Nice photos everyone...Modern day shopping trips seemed more hurried but I do like the outdoor eating areas where people are more relaxed in the latest Bull Ring. My first encounter with the Bull Ring (still like the old way of spelling) was with my Mum like many of us and that would be in the mid-l940's for me...so the Bull Ring was very much like the older photos then. The Market Hall was roofless,of course, the barrows were all in place at the kerb and the friendly atmosphere was always there with so many characters always around.
Later on I went to school in 1953, for a couple of years, at Martineau Street and Corporation Street, so that meant going to the Bull Ring on lunch hours during the week some days. It was a great magnet I have to admit...more looking around than anything else though. I then went to work at Francis Nicholls on Upper Dean Street off Edgbaston Street in 1959. It was always magic to walk up to High Street from Edgbaston Street in what was a still unchanged area. The man who wrestled out of his chains was always a big draw. Got drawn in by a seller of "gold" rings one Friday pay day and watched my finger slowly turn green

) The Midland Red bus destination labels sounded like places I wanted to go to and I eventually visited some of them. Outside Woolworth's, a gypsy caravan appeared on the weekends and sometimes there was a man with a placard or sandwich board with religious messages that spelled foreboding in many people judging by their reactions to the words written all over them.

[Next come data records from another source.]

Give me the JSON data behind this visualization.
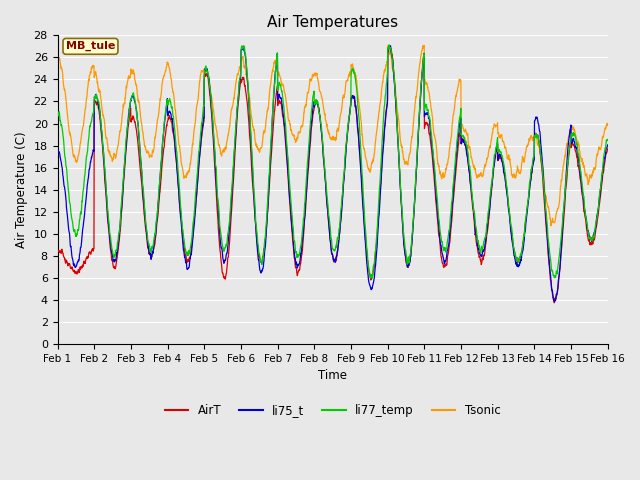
{
  "title": "Air Temperatures",
  "ylabel": "Air Temperature (C)",
  "xlabel": "Time",
  "annotation": "MB_tule",
  "ylim": [
    0,
    28
  ],
  "series_colors": {
    "AirT": "#dd0000",
    "li75_t": "#0000dd",
    "li77_temp": "#00cc00",
    "Tsonic": "#ff9900"
  },
  "legend_labels": [
    "AirT",
    "li75_t",
    "li77_temp",
    "Tsonic"
  ],
  "xtick_labels": [
    "Feb 1",
    "Feb 2",
    "Feb 3",
    "Feb 4",
    "Feb 5",
    "Feb 6",
    "Feb 7",
    "Feb 8",
    "Feb 9",
    "Feb 10",
    "Feb 11",
    "Feb 12",
    "Feb 13",
    "Feb 14",
    "Feb 15",
    "Feb 16"
  ],
  "ytick_values": [
    0,
    2,
    4,
    6,
    8,
    10,
    12,
    14,
    16,
    18,
    20,
    22,
    24,
    26,
    28
  ],
  "bg_color": "#e8e8e8",
  "grid_color": "#ffffff",
  "figsize": [
    6.4,
    4.8
  ],
  "dpi": 100
}
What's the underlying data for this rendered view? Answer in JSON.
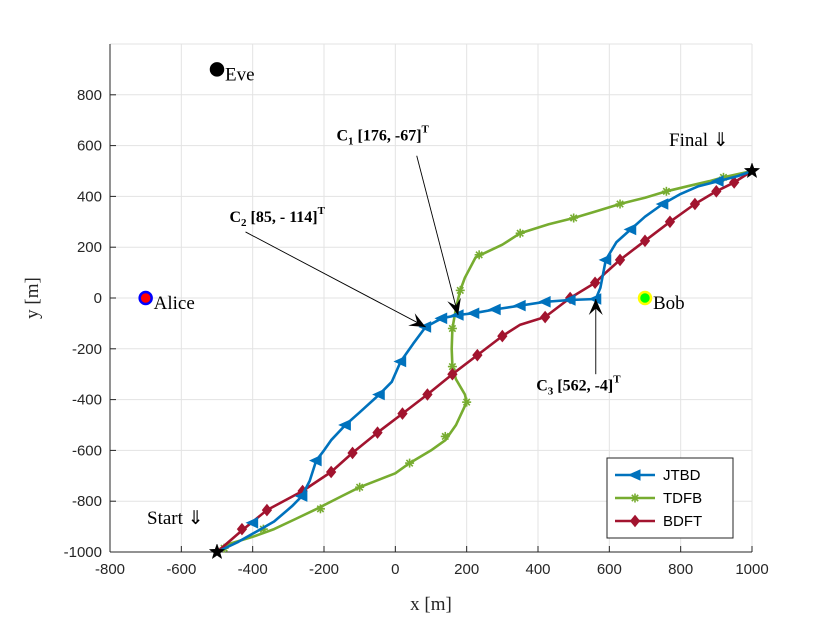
{
  "chart_data": {
    "type": "line",
    "xlabel": "x [m]",
    "ylabel": "y [m]",
    "xlim": [
      -800,
      1000
    ],
    "ylim": [
      -1000,
      1000
    ],
    "xticks": [
      -800,
      -600,
      -400,
      -200,
      0,
      200,
      400,
      600,
      800,
      1000
    ],
    "yticks": [
      -1000,
      -800,
      -600,
      -400,
      -200,
      0,
      200,
      400,
      600,
      800
    ],
    "xtick_labels": [
      "-800",
      "-600",
      "-400",
      "-200",
      "0",
      "200",
      "400",
      "600",
      "800",
      "1000"
    ],
    "ytick_labels": [
      "-1000",
      "-800",
      "-600",
      "-400",
      "-200",
      "0",
      "200",
      "400",
      "600",
      "800"
    ],
    "grid": true,
    "legend_position": "bottom-right",
    "series": [
      {
        "name": "JTBD",
        "color": "#0072BD",
        "marker": "triangle-left",
        "points": [
          [
            -500,
            -1000
          ],
          [
            -440,
            -960
          ],
          [
            -390,
            -920
          ],
          [
            -340,
            -880
          ],
          [
            -290,
            -820
          ],
          [
            -262,
            -780
          ],
          [
            -240,
            -720
          ],
          [
            -222,
            -640
          ],
          [
            -200,
            -600
          ],
          [
            -180,
            -560
          ],
          [
            -140,
            -500
          ],
          [
            -100,
            -450
          ],
          [
            -45,
            -380
          ],
          [
            -10,
            -330
          ],
          [
            15,
            -250
          ],
          [
            50,
            -180
          ],
          [
            85,
            -114
          ],
          [
            130,
            -80
          ],
          [
            176,
            -67
          ],
          [
            220,
            -60
          ],
          [
            280,
            -45
          ],
          [
            350,
            -30
          ],
          [
            420,
            -15
          ],
          [
            490,
            -8
          ],
          [
            562,
            -4
          ],
          [
            575,
            40
          ],
          [
            590,
            150
          ],
          [
            620,
            220
          ],
          [
            660,
            270
          ],
          [
            700,
            320
          ],
          [
            750,
            370
          ],
          [
            800,
            410
          ],
          [
            850,
            440
          ],
          [
            905,
            460
          ],
          [
            960,
            480
          ],
          [
            1000,
            500
          ]
        ],
        "markers": [
          [
            -400,
            -885
          ],
          [
            -262,
            -780
          ],
          [
            -222,
            -640
          ],
          [
            -140,
            -500
          ],
          [
            -45,
            -380
          ],
          [
            15,
            -250
          ],
          [
            85,
            -114
          ],
          [
            130,
            -80
          ],
          [
            176,
            -67
          ],
          [
            220,
            -60
          ],
          [
            280,
            -45
          ],
          [
            350,
            -30
          ],
          [
            420,
            -15
          ],
          [
            490,
            -8
          ],
          [
            562,
            -4
          ],
          [
            590,
            150
          ],
          [
            660,
            270
          ],
          [
            750,
            370
          ],
          [
            905,
            460
          ]
        ]
      },
      {
        "name": "TDFB",
        "color": "#77AC30",
        "marker": "star",
        "points": [
          [
            -500,
            -1000
          ],
          [
            -470,
            -970
          ],
          [
            -400,
            -940
          ],
          [
            -340,
            -910
          ],
          [
            -280,
            -870
          ],
          [
            -220,
            -830
          ],
          [
            -150,
            -780
          ],
          [
            -100,
            -745
          ],
          [
            0,
            -690
          ],
          [
            40,
            -650
          ],
          [
            100,
            -600
          ],
          [
            140,
            -560
          ],
          [
            170,
            -500
          ],
          [
            190,
            -440
          ],
          [
            200,
            -410
          ],
          [
            195,
            -380
          ],
          [
            170,
            -320
          ],
          [
            160,
            -270
          ],
          [
            158,
            -200
          ],
          [
            160,
            -120
          ],
          [
            170,
            -40
          ],
          [
            182,
            30
          ],
          [
            195,
            80
          ],
          [
            225,
            160
          ],
          [
            240,
            170
          ],
          [
            300,
            210
          ],
          [
            350,
            255
          ],
          [
            430,
            290
          ],
          [
            500,
            315
          ],
          [
            560,
            340
          ],
          [
            630,
            370
          ],
          [
            700,
            395
          ],
          [
            760,
            420
          ],
          [
            820,
            440
          ],
          [
            880,
            460
          ],
          [
            920,
            475
          ],
          [
            1000,
            500
          ]
        ],
        "markers": [
          [
            -480,
            -985
          ],
          [
            -370,
            -910
          ],
          [
            -210,
            -830
          ],
          [
            -100,
            -745
          ],
          [
            40,
            -650
          ],
          [
            140,
            -545
          ],
          [
            200,
            -410
          ],
          [
            160,
            -270
          ],
          [
            160,
            -120
          ],
          [
            182,
            30
          ],
          [
            235,
            170
          ],
          [
            350,
            255
          ],
          [
            500,
            315
          ],
          [
            630,
            370
          ],
          [
            760,
            420
          ],
          [
            920,
            475
          ]
        ]
      },
      {
        "name": "BDFT",
        "color": "#A2142F",
        "marker": "diamond",
        "points": [
          [
            -500,
            -1000
          ],
          [
            -430,
            -915
          ],
          [
            -360,
            -835
          ],
          [
            -260,
            -760
          ],
          [
            -180,
            -685
          ],
          [
            -120,
            -610
          ],
          [
            -50,
            -530
          ],
          [
            20,
            -455
          ],
          [
            90,
            -380
          ],
          [
            160,
            -300
          ],
          [
            230,
            -225
          ],
          [
            300,
            -150
          ],
          [
            350,
            -105
          ],
          [
            420,
            -75
          ],
          [
            490,
            0
          ],
          [
            560,
            60
          ],
          [
            590,
            100
          ],
          [
            630,
            150
          ],
          [
            700,
            225
          ],
          [
            770,
            300
          ],
          [
            840,
            370
          ],
          [
            900,
            420
          ],
          [
            950,
            455
          ],
          [
            1000,
            500
          ]
        ],
        "markers": [
          [
            -430,
            -910
          ],
          [
            -360,
            -835
          ],
          [
            -260,
            -760
          ],
          [
            -180,
            -685
          ],
          [
            -120,
            -610
          ],
          [
            -50,
            -530
          ],
          [
            20,
            -455
          ],
          [
            90,
            -380
          ],
          [
            160,
            -300
          ],
          [
            230,
            -225
          ],
          [
            300,
            -150
          ],
          [
            420,
            -75
          ],
          [
            490,
            0
          ],
          [
            560,
            60
          ],
          [
            630,
            150
          ],
          [
            700,
            225
          ],
          [
            770,
            300
          ],
          [
            840,
            370
          ],
          [
            900,
            420
          ],
          [
            950,
            455
          ]
        ]
      }
    ],
    "points_of_interest": [
      {
        "name": "Eve",
        "x": -500,
        "y": 900,
        "fill": "#000000",
        "ring": "#000000"
      },
      {
        "name": "Alice",
        "x": -700,
        "y": 0,
        "fill": "#ff0000",
        "ring": "#0000ff"
      },
      {
        "name": "Bob",
        "x": 700,
        "y": 0,
        "fill": "#00ff00",
        "ring": "#ffff00"
      }
    ],
    "endpoints": [
      {
        "label": "Start ⇓",
        "x": -500,
        "y": -1000
      },
      {
        "label": "Final ⇓",
        "x": 1000,
        "y": 500
      }
    ],
    "annotations": [
      {
        "main": "C",
        "sub": "1",
        "rest": " [176, -67]",
        "sup": "T",
        "target": [
          176,
          -67
        ],
        "text_at": [
          -165,
          620
        ],
        "tail": [
          60,
          560
        ]
      },
      {
        "main": "C",
        "sub": "2",
        "rest": " [85, - 114]",
        "sup": "T",
        "target": [
          85,
          -114
        ],
        "text_at": [
          -465,
          300
        ],
        "tail": [
          -420,
          260
        ]
      },
      {
        "main": "C",
        "sub": "3",
        "rest": " [562, -4]",
        "sup": "T",
        "target": [
          562,
          -4
        ],
        "text_at": [
          395,
          -365
        ],
        "tail": [
          562,
          -300
        ]
      }
    ]
  }
}
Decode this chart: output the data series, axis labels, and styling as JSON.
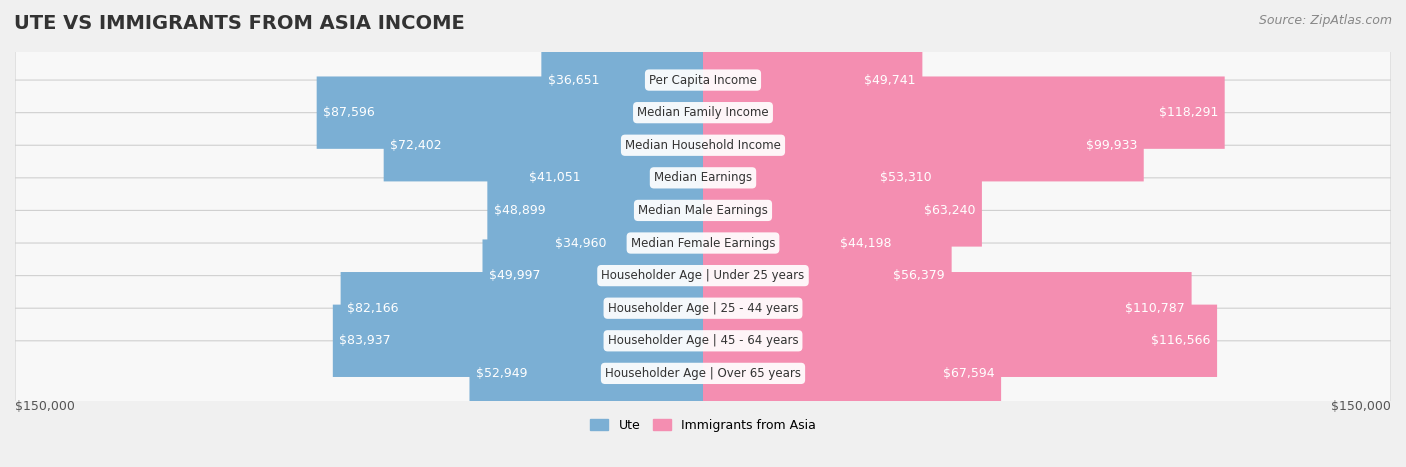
{
  "title": "UTE VS IMMIGRANTS FROM ASIA INCOME",
  "source": "Source: ZipAtlas.com",
  "categories": [
    "Per Capita Income",
    "Median Family Income",
    "Median Household Income",
    "Median Earnings",
    "Median Male Earnings",
    "Median Female Earnings",
    "Householder Age | Under 25 years",
    "Householder Age | 25 - 44 years",
    "Householder Age | 45 - 64 years",
    "Householder Age | Over 65 years"
  ],
  "ute_values": [
    36651,
    87596,
    72402,
    41051,
    48899,
    34960,
    49997,
    82166,
    83937,
    52949
  ],
  "asia_values": [
    49741,
    118291,
    99933,
    53310,
    63240,
    44198,
    56379,
    110787,
    116566,
    67594
  ],
  "ute_color": "#7bafd4",
  "ute_color_dark": "#4a7fbf",
  "asia_color": "#f48eb1",
  "asia_color_dark": "#e8538a",
  "ute_label": "Ute",
  "asia_label": "Immigrants from Asia",
  "max_value": 150000,
  "background_color": "#f0f0f0",
  "row_bg_color": "#f8f8f8",
  "row_border_color": "#d0d0d0",
  "label_bg_color": "#ffffff",
  "title_fontsize": 14,
  "source_fontsize": 9,
  "value_fontsize": 9,
  "cat_fontsize": 8.5,
  "axis_label": "$150,000",
  "axis_label_fontsize": 9
}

I left the country in 1963 and came back to a completely rebuilt Bull Ring in 1965, my parents had sent me postcards but I was amazed at the changes, some of which I liked. Really, the Bull Ring as I first knew it had completely disappeared. However, the magic spirit did not seem to have totally gone thank goodness.
I came back in l972 for several months and worked quite high up in the Rotunda for
a time. I thought that the Rotunda was a super big plus for Brum, it's somewhat majestic position at the top of the Bull Ring gave the city a true modern landmark and now even the Rotunda is going through a big change.
Move forward to the late l990's when I walked through the market behind a group of architects with large plans and surmised the next phase for the Bull Ring was in the nearish future. I made one more trip approximately one year before the reopening and walked through all the gantries put in by the contractors so that the public could look at the buildings as they went up. It was quite overwhelming even then. The shape and size of the project. I visited the markets and enjoyed that very much I remember.
In 2004 on another visit, I came up from London to Brum. My train door wouldn't open at Bham International where my brother was to meet me and I ended up at Birmingham New Street Station. I had a quick and unexpected glimpse especially at Selfridges. Eyes on stalks time, as we drove by. I had lots of time to visit over the next few weeks and take photos. Mixed feelings overall...walking down was great but I never realized the hill was so steep going back up! Birmingham has lived up to it's motto "Forward"..inasmuch as when the main manufacturing works were closing down in the city and a new direction had to be found for the future in the late l970's early 1980's. The development from the "Floozie in the Jacuzzi" area right over to Brindley Place and including the Convention Centre and the Rep was reborn into what I think is a very exciting area. Therefore, it wasn't surprising to me when I saw the new Bull Ring for the first time overall. Birmingham is moving forward with what is turning out to be the most popular shopping centre in Europe..
I like The Bull Ring in it's latest redo....St.Martin's dominates like it never did before. You feel drawn to go and gaze at it, all cleaned up both inside and out. Birmingham citizens have always loved this church. It truly is magnificent. I would like to have seen more greenery around the complex and hopefully that could still happen in the future.
I am glad I have experienced the Bull Ring through it's changes in my lifetime and that I have the excellent memories of the Bull Ring to keep.